Missing Hong Kong bookseller sobs on Chinese state TV while confessing to hit-and-run
A Hong Kong bookseller who mysteriously went missing after selling publications critical of the Chinese leadership has appeared on Chinese state TV, tearfully confessing to fleeing justice after killing a student in a hit-and-run incident.
Swedish national Gui Minhai is one of five booksellers who have vanished in recent months, with supporters fearing they had been kidnapped by Chinese authorities after selling publications banned on the Chinese mainland.
Gui, who has not been seen since November, appeared China's CCTV channel, and said that he had been evading capture after being found guilty of killing a 20-year-old student in Zhejiang province on mainland China in 2004.
"I was afraid of going to jail, and there was no way I could develop on the mainland, so I thought I better run," Gui said, sobbing. "I have to shoulder my own liability, and I'm willing to be punished."
The disappearances have led to fears of a crackdown on freedoms in Hong Kong agreed by Beijing as part of its handover by Britain in 1998. Among those missing is UK citizen Lee Bo, a colleague of Gui at the Mighty Current publishing company, which sold banned books popular with Chinese visitors to Hong Kong.
The Swedish government has announced it is taking a "serious view" of Gui's disappearance, and launched a investigation both in China and in Thailand, where Gui was last seen. In the interview, Gui asked Swedish authorities not to proceed with the investigation.
"Even though I am a Swedish national, I truly feel that I am still Chinese and my roots are still in China. So I hope that the Swedish side would respect my personal choice, rights and privacy and let me solve my own problems," he said.
In an interview before he went missing himself, Lee said that his four colleagues may have been detained by mainland authorities in connection with a book Gui was preparing to publish allegedly about the private life of Chinese President Xi Jinping.
"I suspect all of them were detained. All four went missing at the same time," he said, and claimed he felt safe in Hong Kong, where Chinese law enforcement has no jurisdiction. Weeks later he vanished after last being seen at the publishing company's warehouse.

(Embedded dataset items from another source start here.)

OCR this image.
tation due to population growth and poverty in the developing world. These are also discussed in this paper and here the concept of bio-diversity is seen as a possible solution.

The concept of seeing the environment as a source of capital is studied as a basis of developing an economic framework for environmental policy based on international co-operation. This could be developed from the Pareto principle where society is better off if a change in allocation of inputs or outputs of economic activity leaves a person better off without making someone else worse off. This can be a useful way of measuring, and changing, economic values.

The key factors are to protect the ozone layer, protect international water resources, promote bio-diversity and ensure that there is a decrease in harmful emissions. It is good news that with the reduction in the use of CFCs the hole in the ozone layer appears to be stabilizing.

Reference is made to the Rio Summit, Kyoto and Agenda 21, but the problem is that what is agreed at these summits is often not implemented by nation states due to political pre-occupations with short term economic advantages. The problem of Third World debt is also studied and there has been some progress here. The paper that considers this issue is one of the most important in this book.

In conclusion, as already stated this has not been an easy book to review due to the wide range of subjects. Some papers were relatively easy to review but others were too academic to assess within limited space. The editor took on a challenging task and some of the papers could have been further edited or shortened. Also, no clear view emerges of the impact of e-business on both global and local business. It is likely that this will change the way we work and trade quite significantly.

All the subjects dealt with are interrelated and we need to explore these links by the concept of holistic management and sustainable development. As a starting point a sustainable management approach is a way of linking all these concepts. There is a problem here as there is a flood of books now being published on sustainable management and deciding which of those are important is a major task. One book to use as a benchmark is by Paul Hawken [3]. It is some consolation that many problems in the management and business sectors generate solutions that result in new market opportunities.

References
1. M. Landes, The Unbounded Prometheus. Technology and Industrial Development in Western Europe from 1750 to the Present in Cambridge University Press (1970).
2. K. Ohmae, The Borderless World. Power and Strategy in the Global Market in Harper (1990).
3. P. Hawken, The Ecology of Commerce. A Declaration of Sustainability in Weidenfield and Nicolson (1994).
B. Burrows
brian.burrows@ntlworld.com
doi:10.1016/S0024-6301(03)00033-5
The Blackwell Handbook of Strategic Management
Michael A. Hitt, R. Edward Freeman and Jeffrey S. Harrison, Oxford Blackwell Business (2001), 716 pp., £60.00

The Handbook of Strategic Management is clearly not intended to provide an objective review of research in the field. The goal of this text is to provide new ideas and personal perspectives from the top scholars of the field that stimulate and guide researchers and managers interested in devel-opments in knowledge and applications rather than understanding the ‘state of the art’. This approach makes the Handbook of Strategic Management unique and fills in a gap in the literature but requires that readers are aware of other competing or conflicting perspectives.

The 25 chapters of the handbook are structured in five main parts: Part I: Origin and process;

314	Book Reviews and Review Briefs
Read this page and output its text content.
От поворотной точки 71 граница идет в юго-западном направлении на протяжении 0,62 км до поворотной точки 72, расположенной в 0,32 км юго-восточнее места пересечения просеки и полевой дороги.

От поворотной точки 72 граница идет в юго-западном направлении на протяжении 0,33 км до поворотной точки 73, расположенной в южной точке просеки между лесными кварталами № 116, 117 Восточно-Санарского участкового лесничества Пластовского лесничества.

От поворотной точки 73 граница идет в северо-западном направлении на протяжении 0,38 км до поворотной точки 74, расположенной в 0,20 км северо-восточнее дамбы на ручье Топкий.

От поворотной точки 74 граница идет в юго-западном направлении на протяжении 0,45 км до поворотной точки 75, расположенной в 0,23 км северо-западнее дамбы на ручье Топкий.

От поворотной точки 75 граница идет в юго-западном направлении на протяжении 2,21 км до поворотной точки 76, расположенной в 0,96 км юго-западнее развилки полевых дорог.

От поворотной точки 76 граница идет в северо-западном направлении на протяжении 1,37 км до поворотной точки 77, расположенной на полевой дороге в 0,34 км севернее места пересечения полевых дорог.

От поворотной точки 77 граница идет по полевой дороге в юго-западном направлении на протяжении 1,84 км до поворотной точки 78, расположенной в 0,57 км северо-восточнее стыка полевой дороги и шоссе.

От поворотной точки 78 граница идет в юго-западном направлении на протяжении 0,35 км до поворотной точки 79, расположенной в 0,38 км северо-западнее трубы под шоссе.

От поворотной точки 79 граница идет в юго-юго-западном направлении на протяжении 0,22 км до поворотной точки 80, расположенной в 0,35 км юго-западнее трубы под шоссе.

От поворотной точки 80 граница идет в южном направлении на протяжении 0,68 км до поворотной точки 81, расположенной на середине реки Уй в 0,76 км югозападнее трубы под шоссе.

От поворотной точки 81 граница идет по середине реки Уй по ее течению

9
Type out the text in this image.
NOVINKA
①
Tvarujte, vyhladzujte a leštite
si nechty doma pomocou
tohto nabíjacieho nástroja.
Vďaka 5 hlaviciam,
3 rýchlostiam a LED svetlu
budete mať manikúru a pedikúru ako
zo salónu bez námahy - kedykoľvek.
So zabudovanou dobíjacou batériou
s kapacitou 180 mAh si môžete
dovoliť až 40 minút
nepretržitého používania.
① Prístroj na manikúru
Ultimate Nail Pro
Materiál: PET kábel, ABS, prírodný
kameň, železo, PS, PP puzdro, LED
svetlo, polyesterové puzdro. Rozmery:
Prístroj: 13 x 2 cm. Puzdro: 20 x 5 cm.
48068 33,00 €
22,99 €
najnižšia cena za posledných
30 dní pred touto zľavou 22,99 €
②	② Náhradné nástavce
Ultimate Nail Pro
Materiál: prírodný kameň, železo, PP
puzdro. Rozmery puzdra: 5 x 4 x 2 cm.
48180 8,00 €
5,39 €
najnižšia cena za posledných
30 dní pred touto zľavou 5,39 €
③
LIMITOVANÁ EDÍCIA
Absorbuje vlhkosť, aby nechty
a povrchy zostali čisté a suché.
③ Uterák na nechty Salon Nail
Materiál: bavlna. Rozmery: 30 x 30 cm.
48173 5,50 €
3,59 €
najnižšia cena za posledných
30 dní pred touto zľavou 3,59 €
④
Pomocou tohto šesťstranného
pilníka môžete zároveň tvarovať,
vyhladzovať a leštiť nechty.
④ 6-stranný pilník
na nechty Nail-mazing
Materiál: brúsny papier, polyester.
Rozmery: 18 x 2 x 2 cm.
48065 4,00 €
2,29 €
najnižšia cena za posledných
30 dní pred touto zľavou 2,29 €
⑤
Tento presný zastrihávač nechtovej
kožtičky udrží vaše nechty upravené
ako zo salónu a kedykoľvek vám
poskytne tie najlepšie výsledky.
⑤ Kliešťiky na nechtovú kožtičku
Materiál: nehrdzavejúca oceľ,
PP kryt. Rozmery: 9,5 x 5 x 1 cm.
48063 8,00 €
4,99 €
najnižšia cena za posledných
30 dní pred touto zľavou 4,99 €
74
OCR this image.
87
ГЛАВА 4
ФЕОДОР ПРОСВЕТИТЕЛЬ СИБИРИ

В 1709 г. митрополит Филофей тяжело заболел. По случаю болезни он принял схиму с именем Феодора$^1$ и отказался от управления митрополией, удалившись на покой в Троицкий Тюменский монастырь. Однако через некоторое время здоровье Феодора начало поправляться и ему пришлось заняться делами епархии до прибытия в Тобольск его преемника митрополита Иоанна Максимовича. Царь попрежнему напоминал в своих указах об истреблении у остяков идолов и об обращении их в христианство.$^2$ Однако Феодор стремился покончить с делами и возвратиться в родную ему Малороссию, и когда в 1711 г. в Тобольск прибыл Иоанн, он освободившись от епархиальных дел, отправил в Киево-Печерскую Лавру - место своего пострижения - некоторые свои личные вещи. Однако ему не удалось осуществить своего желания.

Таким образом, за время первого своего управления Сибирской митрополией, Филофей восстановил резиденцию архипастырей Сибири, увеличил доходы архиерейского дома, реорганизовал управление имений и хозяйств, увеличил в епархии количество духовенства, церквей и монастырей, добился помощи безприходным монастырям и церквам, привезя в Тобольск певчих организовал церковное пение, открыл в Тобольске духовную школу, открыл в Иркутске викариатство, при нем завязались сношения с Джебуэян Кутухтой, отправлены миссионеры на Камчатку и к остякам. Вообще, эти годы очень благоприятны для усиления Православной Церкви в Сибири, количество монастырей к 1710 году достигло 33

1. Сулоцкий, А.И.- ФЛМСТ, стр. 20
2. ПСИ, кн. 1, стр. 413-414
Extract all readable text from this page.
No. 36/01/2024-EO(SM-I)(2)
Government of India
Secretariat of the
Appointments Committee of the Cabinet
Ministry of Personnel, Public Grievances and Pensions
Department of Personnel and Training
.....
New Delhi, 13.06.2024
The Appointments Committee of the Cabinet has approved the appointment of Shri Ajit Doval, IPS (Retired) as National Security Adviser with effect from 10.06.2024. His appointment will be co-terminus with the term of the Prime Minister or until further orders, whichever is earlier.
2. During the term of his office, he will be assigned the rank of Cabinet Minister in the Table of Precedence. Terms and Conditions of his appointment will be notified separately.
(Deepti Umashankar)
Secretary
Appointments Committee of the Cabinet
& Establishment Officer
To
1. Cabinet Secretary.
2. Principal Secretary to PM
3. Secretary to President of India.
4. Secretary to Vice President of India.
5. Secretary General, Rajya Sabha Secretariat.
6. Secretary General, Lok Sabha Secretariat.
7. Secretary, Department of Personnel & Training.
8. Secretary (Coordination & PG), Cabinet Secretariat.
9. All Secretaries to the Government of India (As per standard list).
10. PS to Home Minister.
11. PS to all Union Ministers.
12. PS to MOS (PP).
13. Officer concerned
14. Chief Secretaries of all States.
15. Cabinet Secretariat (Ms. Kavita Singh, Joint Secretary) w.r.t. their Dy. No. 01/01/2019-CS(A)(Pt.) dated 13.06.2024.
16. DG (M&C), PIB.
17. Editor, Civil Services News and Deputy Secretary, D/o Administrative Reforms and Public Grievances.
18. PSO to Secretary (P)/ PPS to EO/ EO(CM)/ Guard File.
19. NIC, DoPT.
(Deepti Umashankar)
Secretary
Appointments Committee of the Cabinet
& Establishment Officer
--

Lee's wife said that he had been in contact, and told her over the phone that he had travelled to the mainland of his own volition. She subsequently withdrew her missing persons complaint to police. Human rights campaigners said that pressure is often placed on the families of political prisoners by authorities to take cases form the media spotlight.
UK Foreign Secretary Phillip Hammond said that he had asked Chinese authorities for information on Lee's whereabouts on a visit to Beijing earlier in January.